Bu, CFO'nun stratejik yönetim ve finansal planlamaya daha fazla odaklanmasını sağladı.

BDDS planlaması, bütçe limitini aşma üzerindeki kontrol sorunlarını çözerse, ödemelerin önceliğini belirleme mekanizması tarafından (hangi sırayla ödemelerin yapılacağı ve hangi ödemelerin aktarılabileceği ve hangilerinin aktarılamayacağı) dengeleme görevi başarıyla gerçekleştirilir.

Ödeme önceliği sistemi, belirli bir gündeki başvuru miktarının mevcut ödeme kaynağı hacmini aşması durumunda ödeme takvimini optimize etmenize olanak tanır. Ve hızlı bir karar için, kayıtta ödemeler azalan öncelik sırasına göre gruplandırılmalıdır.

Mali yönetim sisteminin bir diğer önemli aracı da nakit bakiyelerinin düzenlenmesidir. Standart, ödeme araçlarının açığını veya fazlasını belirlemek için gereklidir ve maksimum etkiyi elde etmek için kısa vadede elden çıkarma kararları vermenize izin verir.

Pratik tecrübe

Ticaret şirketinin yüksek bir fon cirosu ve günde 30-40'a kadar çok sayıda ödemesi var.

Aynı zamanda, şirketin fon eksikliği sorunu vardı (hesaplarda faturaları ödemek için gerekenden daha az fon var).

Finans departmanı, yaklaşık 30'unun "bugün" ödenmesi gereken 100'e kadar başvuru aldı. İlk etapta kimin ödeme başvurusu sorusuna, iş ilişkilerini otomatik olarak kişisel rekabetlere dönüştüren ve çok fazla çalışma süresi alan Merkez Federal Bölge liderleri arasında karar verildi.

Çözüm

Bu durumdan çıkış yolu, ödeme kararını etkileyecek kriterleri önceden belirlemek ve insan faktörünü mümkün olduğunca dışlamaktı.Bu yöntemi uygulamak için birkaç adım atmak gerekiyordu.

Adım 1. Gider kalemlerinin listesini ve durumlarını belirleyin. Kural olarak, makaleler durumlarına göre üç gruba ayrılır:

durum 1 - ilk etapta ödenmesi gereken kalemler (örneğin, bankalar ve vergi daireleri ile yapılan ödemeler);

durum 2 - ikinci sırada ödenmesi gereken kalemler (örneğin, bir ürün satın alma maliyeti);

durum 3 - birinci ve ikinci gruplar için tüm ödemeler yerine getirildiğinde ödenen kalemler (örneğin, şirketin iş ihtiyaçları ile ilgili giderler).

Adım 2. Karşı tarafın şirket için önemini belirleyin. Her şeyden önce, “stratejik” karşı taraflarca (örneğin, uzun vadeli işbirliği açısından şirketi ilgilendiren faturalar) kesilen faturaların ödenmesi gerekir.

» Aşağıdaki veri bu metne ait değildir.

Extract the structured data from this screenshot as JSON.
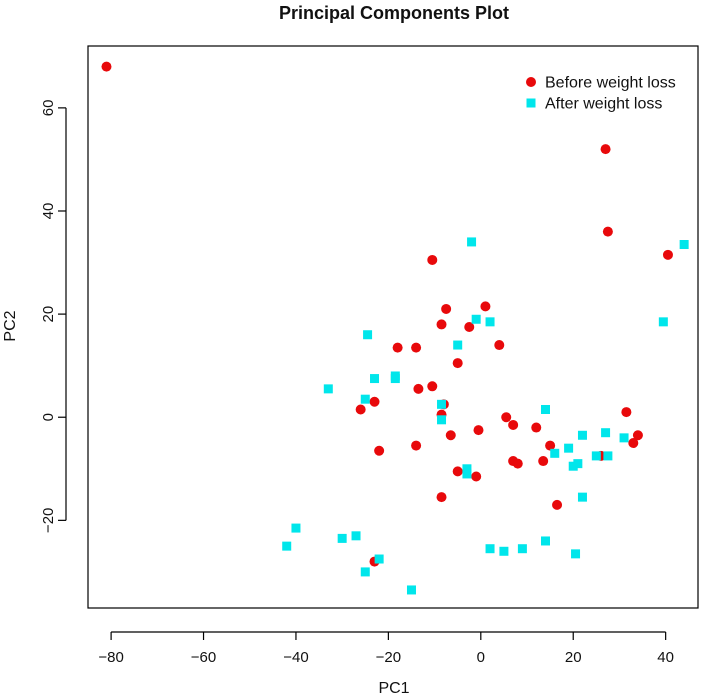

Adım 3. Aynı karşı tarafla “eşit olmayan” sözleşmeler yapılabileceğinden, sözleşmenin durumunu belirleyin. Fon sıkıntısı koşullarında, faturaların ödeneceği şekilde uygulanması için önceliklerin belirlenmesi tavsiye edilir.

Tüm eylemleri gerçekleştirmenin bir sonucu olarak, finans departmanı çalışanları, önceden belirlenmiş önceliklere sahip bir makale listesi ve sıralı bir yüklenici ve sözleşme listesi aldı.

Bu, diğer departmanların çalışanlarının katılımı olmadan her uygulamanın önceliğini belirlemeyi mümkün kıldı, bu da tüm bölümlerin çalışmalarını kolaylaştırdı ve çalışanların zamanını kurtardı.

Hazineyi uygulamak kim mantıklı?

Bir nakit yönetim sistemi uygularken, beklenen ekonomik etkiyi ve uygulama maliyetlerini analiz etmek önemlidir.

Küçük bir işletme için sonucun ortaya çıkan maliyetleri haklı çıkarmaması mümkündür, ancak büyük ciro ve personel sayısına sahip büyük bir organizasyon için bu sadece tavsiye edilmekle kalmaz, aynı zamanda işi de kurtarabilir.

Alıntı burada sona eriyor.